Kenneth Bae, a Korean-American tourist, is being tried in North
Korea’s Supreme Court and could face the death penalty, the Associated Press reported.
The case could complicate further already tenuous relations
between the United Sates and North Korea, after Pyongyang has threatened to
strike the U.S. with a nuclear weapon.
Bae has been held by police since November, when he arrived in
the northeastern city of Rajin with a group of five tourists, according to Reuters.
{mosads}”In the process of investigation he admitted that he
committed crimes aimed to topple the DPRK [Democratic People’s Republic of Korea]
with hostility toward it,” Pyongyang’s state-run media reported.

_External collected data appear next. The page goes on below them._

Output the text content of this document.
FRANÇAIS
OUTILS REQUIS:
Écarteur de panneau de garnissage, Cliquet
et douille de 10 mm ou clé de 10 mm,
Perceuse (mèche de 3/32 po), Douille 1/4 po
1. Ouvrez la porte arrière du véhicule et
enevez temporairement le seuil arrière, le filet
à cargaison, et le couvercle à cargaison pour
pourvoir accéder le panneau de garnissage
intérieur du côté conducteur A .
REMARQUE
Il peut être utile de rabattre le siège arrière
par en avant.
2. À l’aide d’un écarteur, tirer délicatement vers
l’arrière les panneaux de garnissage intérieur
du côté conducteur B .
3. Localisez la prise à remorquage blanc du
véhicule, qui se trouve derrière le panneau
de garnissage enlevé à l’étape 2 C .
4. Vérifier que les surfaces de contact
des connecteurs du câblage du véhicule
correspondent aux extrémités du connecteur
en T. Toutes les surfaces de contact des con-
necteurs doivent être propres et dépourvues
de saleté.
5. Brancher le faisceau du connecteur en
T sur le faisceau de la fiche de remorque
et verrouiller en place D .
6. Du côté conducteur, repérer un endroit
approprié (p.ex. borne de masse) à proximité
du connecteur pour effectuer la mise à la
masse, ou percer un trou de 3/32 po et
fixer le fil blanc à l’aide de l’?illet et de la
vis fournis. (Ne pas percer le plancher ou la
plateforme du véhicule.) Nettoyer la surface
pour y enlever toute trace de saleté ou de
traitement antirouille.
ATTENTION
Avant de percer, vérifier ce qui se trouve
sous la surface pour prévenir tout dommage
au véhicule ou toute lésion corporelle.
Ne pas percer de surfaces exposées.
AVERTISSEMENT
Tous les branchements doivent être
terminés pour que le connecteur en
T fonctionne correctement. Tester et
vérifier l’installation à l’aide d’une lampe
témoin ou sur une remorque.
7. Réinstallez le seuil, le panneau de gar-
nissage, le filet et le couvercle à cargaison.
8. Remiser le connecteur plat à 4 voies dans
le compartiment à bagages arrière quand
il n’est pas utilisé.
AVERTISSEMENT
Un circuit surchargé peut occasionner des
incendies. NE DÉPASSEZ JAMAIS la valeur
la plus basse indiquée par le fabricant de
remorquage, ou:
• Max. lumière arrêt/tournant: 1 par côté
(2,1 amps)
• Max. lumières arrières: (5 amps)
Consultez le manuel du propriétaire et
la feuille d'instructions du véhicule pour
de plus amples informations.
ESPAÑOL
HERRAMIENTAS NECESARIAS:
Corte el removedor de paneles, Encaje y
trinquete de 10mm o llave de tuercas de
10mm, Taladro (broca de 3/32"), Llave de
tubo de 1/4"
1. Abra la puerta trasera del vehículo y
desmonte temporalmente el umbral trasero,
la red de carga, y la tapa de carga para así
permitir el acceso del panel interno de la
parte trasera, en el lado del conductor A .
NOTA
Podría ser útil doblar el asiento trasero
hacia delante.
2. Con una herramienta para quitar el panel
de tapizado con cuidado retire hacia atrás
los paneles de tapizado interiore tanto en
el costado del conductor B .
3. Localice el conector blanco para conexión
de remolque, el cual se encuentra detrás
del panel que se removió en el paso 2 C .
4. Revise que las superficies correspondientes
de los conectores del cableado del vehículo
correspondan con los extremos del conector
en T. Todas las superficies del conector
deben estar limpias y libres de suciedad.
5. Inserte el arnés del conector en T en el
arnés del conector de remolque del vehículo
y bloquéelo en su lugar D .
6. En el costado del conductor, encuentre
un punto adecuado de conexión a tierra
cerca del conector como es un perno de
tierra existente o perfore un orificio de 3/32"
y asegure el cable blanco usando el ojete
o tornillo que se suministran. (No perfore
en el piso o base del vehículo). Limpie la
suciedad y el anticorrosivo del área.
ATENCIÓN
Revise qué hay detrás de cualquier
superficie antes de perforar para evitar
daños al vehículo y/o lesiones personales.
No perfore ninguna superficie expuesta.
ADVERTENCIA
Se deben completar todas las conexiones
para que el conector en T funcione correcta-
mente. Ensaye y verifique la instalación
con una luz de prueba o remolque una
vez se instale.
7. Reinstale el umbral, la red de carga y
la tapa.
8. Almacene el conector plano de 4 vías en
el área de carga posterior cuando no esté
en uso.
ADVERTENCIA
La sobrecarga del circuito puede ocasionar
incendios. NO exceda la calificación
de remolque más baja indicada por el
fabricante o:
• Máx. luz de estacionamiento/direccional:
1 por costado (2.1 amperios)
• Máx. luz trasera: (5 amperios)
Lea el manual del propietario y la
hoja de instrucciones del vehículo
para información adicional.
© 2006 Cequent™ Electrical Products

South Korean rights workers said that he may have been
carrying photographs of homeless North Korean children, and a South Korean
newspaper said he may have had footage of defectors being executed, Reuters
reported.
In 2009, North Korea held two American television reporters,
which led to former President Bill Clinton traveling to Pyongyang in order to help
secure their release.
Tensions between North Korea and the Untied States have
ratcheted up in recent weeks after Pyongyang conducted another nuclear test,
leading to new sanctions.
North Korea has threatened to attack both South Korea and
the United States, and the U.S. military has flown B-2 bombers over South Korea
and moved several destroyers in response.